Sea Dart Radio Control Replica Aircraft

The Little Jet Company make bespoke Radio Control replica scale aircraft for those that are inspired by a love of aviation. Each aircraft is individually crafted to meet the clients’ requirements and all the parts are designed and assembled in the UK. The US NAVY YF2Y-1 Sea Dart: designed by Convair in 1948 was the world’s first and last supersonic water-based interceptor, it was the only seaplane to fly beyond the speed of sound.

CAD Images - Renders (7)

The Little Jet Company was approached by a client to commission the design and build of the Convair Sea Dart on a smaller scale that would have the ability to be controlled remotely. This lead to the first step in the process which began with the manufacture of a replica static model produced by Fighteraces, whom produced the model from a pack of 1950’s drawings of the original design.  The dimensions from the drawings were scaled down by a quarter, which became the ‘Master’ in which the entire external panel work tooling was produced from.

Master model produced by Fighteraces.

Master model produced by Fighteraces.

PES Scanning came into the process using a high fidelity optical scanner to capture the surface geometry of the Master Model.  The model geometry was captured in the form of point cloud data which is polygonised to provide a facetted 3D stl file. The GOM scanner is impressively accurate for example, a 70mm measurement volume can produce a 29-micron (0.029mm) point spacing/resolution.

PES scanning the model Sea Dart.

PES scanning the model Sea Dart.

The engineers at PES Performance began the process of taking the facetted data retrieved by PES Scanning and surfaced this so that the body could be shelled to the desired thickness to match the laminate layup of the scale aircraft’s outer panel work.

In the meantime, the Master model is then used to emboss the tooling with an impression of the Sea Dart geometry which is then used to replicate parts.  In this case we have only produced one aircraft, but this process can be used to make a much higher quantity until the surface quality of the parts degrades; at which point a new set of tools is then produced again using the master model.  K.S composites produced all the composited panel work and tooling.

CAD Images - Renders (4)

 

The engineers at PES Performance used original photos and drawings to then ensure the airframe geometry, surface data and structural detail were correctly designed as per the original aircraft. The engineers had to ensure that the internal framework was structurally sound and operated in accordance with the original design brief from the client.
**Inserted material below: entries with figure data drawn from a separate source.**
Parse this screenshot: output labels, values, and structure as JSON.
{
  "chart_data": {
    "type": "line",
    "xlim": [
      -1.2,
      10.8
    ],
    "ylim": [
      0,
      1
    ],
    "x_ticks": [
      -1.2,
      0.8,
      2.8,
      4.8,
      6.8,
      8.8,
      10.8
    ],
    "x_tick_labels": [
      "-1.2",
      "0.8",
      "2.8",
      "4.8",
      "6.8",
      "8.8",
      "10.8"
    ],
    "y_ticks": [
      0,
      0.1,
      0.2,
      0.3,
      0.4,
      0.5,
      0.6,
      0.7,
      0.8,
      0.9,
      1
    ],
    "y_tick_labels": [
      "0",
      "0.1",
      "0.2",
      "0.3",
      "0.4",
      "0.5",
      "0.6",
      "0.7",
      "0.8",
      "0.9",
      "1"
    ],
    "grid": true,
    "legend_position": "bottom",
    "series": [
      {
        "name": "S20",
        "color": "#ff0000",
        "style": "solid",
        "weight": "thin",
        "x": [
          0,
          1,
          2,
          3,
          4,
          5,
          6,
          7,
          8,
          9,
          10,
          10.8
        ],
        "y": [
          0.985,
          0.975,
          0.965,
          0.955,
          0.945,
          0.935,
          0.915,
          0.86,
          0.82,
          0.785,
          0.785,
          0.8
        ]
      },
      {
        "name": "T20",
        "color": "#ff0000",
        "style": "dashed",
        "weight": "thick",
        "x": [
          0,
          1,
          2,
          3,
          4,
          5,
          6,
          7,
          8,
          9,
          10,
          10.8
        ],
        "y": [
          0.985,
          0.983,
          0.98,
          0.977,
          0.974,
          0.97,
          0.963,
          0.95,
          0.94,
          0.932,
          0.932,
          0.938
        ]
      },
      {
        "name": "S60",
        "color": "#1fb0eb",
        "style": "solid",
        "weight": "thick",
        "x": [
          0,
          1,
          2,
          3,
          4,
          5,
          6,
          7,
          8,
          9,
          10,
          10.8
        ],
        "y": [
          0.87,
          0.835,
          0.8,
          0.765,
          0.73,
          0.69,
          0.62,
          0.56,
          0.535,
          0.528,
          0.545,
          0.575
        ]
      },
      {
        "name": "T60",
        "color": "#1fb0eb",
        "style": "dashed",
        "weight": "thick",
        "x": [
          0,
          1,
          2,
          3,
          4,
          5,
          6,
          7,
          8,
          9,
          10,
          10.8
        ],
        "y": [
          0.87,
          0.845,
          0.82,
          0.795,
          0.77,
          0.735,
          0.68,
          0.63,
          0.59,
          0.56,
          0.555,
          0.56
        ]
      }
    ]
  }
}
The time taken was made longer since the Master Model was not completely symmetrical, due to the hand-crafted nature of the model.  So, instead of mirroring one side of the aircraft, which is typical of modern airframe design these days, the structure had to be individually tailored for both sides of the plane. Incidentally if you mirrored the left side to the right side and compared the difference, it was only within a couple of millimetres, which is testimony to the model makers painstaking attention to detail and craftsmanship.

Original Sea Dart Drawings from 1951.

Original Sea Dart Drawings from 1951.

The engineers at PES Performance found that the skis were a difficult part of the design as they formed both an aerodynamic and hydrodynamic surface i.e. they had to be a smooth surface on the aircraft and also act as skis when deployed. The fact that proved this aspect of the design was difficult in the original aircraft was made obvious when the drawings and the scan of the aircraft differed slightly from each other, indicating that subtle tweaks were applied to the aircraft to ensure the mechanism worked correctly in reality.  The deployment was linked front and back, however deployed and retracted with a very troublesome compound angle.  When the skis are deployed they mimic an almost water skier style position.  When retracted they raise back into the body to perfectly close and seal the ski well opening.  If you can only imagine the scale of challenge that this would have given the engineers at the time, especially without the use of modern CAD tools.

 

Real Aircraft Skis.

Real Aircraft Skis.

The engineers had to also consider the choice of materials used, as the salinity in the seawater can negatively affect different types of materials. Saltwater corrodes metal five times faster than fresh water does and the salty, humid ocean air causes metal to corrode 10 times faster than air with normal humidity.

Once the entire CAD model was complete, detailed drawings of all the machined and fabricated components were then produced. This enabled the manufacturing partners to produce all the necessary components that were required to complete the entire build of the Sea Dart. Components have been manufactured from aerospace grade Carbon Fibre, Aluminium, Stainless Steels and Titanium. All composite components are made using pre-pregnated carbon or glass fibres.

Sea Dart CAD model.

Sea Dart CAD model.

 

Currently, the Little Jet Company are in the process of assembling and testing the unit and the Sea Dart is due for its maiden flight later in the year.